Rust-powered Zed editor plans Vim mode improvements

Zed, an editor written from scratch in Rust, is getting enhanced Vim compatibility during 2025 with the hope of attracting users from Vim or NeoVim.

Although still in preview, Zed appeals to developers who prefer the performance of native code over other editors such as the larger and slower Visual Studio Code, which uses the Electron framework, based on HTML and JavaScript.

Many such developers currently use Vim or Neovim, which are command-line text editors and highly productive for those who have learned their commands. Zed by contrast is a GUI editor, but has a Vim mode that supports many of the same commands. According to the docs, Vim mode “does not replicate Vim one-to-one, but it meshes Vim’s modal design with Zed’s modern features to provide a more fluid experience.”

A modal design in this context is one that has a separate command mode and text edit mode, confusing to newcomers used to GUI editors with menus, but ideal for fast keyboard-driven work.

Enabling Vim mode in Zed

Zed software engineer Conrad Irwin has now posted a Vim 2025 roadmap, showing the importance of Vim mode to the newer editor. Three areas are set for improvement. The first is the Vim command mode, for which more complete Vim compatibility is planned, including filename completion in the command palette, command history, adding missing commands, and adding Vim-style keyboard shortcuts for more Zed features, including collaboration and AI features.

The second is better conformance with Vim so that it comes closer to working “exactly like Vim.”

Third, Irwin highlighted multi-cursor support as an area that needs work, including support for moving just one text selection.

Irwin noted that Zed gets “a lot of VS Code Vim extension refugees,” referencing the Vim extension that has more than 7 million downloads. Even if that plugin worked perfectly though, it would not replicate the performance of Vim or Zed.

Developer Siddhant Goel posted last week about trying Zed after a decade of using Vim or Neovim. He cited several reasons for using Zed. The first was ease of configuration, compared to Vim where this can be arduous. Second, he cited AI integration.

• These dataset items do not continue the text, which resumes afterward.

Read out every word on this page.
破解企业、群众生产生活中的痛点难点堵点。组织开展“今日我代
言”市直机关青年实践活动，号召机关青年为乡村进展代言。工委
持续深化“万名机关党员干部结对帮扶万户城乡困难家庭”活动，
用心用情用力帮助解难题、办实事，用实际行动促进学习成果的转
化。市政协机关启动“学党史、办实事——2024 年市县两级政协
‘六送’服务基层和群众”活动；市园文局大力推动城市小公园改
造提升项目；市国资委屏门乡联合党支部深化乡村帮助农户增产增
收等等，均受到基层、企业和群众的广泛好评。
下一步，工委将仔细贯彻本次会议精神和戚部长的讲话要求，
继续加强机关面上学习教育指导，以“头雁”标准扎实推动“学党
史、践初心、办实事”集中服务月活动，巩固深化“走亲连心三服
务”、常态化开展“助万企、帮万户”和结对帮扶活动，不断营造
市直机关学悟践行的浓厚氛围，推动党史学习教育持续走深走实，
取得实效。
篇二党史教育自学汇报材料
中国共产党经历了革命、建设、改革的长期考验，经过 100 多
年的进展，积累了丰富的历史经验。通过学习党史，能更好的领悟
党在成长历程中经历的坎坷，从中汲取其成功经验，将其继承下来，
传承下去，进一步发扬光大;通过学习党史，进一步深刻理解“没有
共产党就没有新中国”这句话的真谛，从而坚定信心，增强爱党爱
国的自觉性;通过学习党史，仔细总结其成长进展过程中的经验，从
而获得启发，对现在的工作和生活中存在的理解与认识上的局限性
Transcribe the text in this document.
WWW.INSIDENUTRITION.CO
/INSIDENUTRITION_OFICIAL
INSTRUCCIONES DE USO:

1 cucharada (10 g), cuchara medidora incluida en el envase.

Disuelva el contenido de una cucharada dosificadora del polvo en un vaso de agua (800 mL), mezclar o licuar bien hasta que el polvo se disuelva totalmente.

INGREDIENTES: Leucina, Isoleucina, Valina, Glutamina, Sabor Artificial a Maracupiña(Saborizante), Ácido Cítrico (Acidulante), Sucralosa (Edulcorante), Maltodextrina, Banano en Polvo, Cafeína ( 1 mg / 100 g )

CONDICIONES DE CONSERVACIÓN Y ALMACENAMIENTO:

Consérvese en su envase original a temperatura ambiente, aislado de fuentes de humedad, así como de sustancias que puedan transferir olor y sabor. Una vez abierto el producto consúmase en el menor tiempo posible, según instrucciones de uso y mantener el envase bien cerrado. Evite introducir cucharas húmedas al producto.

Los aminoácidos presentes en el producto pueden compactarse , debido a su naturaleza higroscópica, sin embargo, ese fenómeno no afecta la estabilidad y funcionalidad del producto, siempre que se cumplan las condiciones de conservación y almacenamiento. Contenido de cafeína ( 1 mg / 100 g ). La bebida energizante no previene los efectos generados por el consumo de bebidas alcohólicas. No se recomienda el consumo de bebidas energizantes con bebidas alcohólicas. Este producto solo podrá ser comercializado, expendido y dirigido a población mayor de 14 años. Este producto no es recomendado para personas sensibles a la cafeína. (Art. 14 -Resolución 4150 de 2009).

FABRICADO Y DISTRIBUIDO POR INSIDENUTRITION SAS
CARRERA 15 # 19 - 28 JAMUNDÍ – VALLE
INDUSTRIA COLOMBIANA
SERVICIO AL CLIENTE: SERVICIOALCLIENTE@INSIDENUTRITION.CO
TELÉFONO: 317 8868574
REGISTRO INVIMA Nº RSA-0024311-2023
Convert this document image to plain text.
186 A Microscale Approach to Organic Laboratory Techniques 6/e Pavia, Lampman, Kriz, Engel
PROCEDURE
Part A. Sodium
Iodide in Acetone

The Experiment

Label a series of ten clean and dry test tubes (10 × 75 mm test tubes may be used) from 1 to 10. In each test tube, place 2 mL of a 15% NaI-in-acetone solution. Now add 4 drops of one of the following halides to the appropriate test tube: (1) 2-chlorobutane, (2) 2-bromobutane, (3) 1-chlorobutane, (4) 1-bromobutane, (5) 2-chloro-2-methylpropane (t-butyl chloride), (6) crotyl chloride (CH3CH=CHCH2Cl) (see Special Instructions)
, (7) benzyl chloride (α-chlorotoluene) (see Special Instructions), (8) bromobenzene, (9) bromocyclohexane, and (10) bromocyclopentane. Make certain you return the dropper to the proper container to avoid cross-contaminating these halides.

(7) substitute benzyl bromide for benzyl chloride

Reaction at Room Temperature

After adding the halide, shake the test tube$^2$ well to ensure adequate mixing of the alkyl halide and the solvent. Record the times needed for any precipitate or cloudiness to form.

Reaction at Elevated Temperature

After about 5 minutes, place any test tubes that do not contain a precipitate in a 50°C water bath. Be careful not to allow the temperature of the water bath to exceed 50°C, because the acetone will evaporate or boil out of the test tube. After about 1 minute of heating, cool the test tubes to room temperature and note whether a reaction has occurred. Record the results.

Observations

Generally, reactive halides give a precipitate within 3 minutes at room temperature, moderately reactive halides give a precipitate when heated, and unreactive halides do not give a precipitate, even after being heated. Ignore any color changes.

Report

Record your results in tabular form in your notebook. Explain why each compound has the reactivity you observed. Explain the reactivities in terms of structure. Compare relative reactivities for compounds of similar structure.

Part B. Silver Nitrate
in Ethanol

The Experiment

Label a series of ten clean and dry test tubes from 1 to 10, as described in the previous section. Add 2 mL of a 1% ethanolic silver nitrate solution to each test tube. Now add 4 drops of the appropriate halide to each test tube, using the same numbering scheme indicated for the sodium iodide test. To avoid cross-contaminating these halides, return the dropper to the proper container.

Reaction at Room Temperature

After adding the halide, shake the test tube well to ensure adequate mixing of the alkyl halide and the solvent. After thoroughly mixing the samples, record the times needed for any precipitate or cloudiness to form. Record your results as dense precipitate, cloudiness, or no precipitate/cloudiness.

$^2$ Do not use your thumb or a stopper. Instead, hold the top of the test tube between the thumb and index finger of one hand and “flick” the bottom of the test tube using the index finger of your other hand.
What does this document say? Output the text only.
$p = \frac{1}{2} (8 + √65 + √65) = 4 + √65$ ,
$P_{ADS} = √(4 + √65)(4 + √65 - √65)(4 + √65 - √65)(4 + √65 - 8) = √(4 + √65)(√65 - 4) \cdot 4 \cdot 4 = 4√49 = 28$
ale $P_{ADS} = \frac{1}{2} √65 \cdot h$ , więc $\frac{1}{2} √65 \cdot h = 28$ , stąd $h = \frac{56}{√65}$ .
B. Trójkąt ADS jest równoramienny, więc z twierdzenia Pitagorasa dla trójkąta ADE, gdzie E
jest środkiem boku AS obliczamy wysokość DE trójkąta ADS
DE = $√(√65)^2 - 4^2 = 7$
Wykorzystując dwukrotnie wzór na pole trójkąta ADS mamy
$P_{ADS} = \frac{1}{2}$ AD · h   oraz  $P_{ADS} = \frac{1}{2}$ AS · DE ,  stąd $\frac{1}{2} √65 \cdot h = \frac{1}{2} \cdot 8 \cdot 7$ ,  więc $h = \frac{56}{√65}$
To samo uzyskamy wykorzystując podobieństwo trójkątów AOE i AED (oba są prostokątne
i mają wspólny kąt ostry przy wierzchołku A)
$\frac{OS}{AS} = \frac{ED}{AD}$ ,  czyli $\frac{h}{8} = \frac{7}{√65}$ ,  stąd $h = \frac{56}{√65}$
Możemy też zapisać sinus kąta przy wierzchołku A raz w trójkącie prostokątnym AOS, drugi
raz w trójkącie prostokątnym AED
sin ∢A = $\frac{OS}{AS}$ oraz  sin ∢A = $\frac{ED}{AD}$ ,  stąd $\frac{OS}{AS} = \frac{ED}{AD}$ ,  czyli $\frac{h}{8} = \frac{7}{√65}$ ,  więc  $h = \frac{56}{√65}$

His early impressions are good, including that “Zed is very fast” (high praise from a NeoVim user), configuration is easier, and Zed-specific features like the AI Assistant are useful.

It is still early days though for Zed, currently at version 0.170.2, and its rapid evolution can also mean bugs get introduced. Zed has under 500 extensions at the time of writing, versus upwards of 68,000 for VS Code.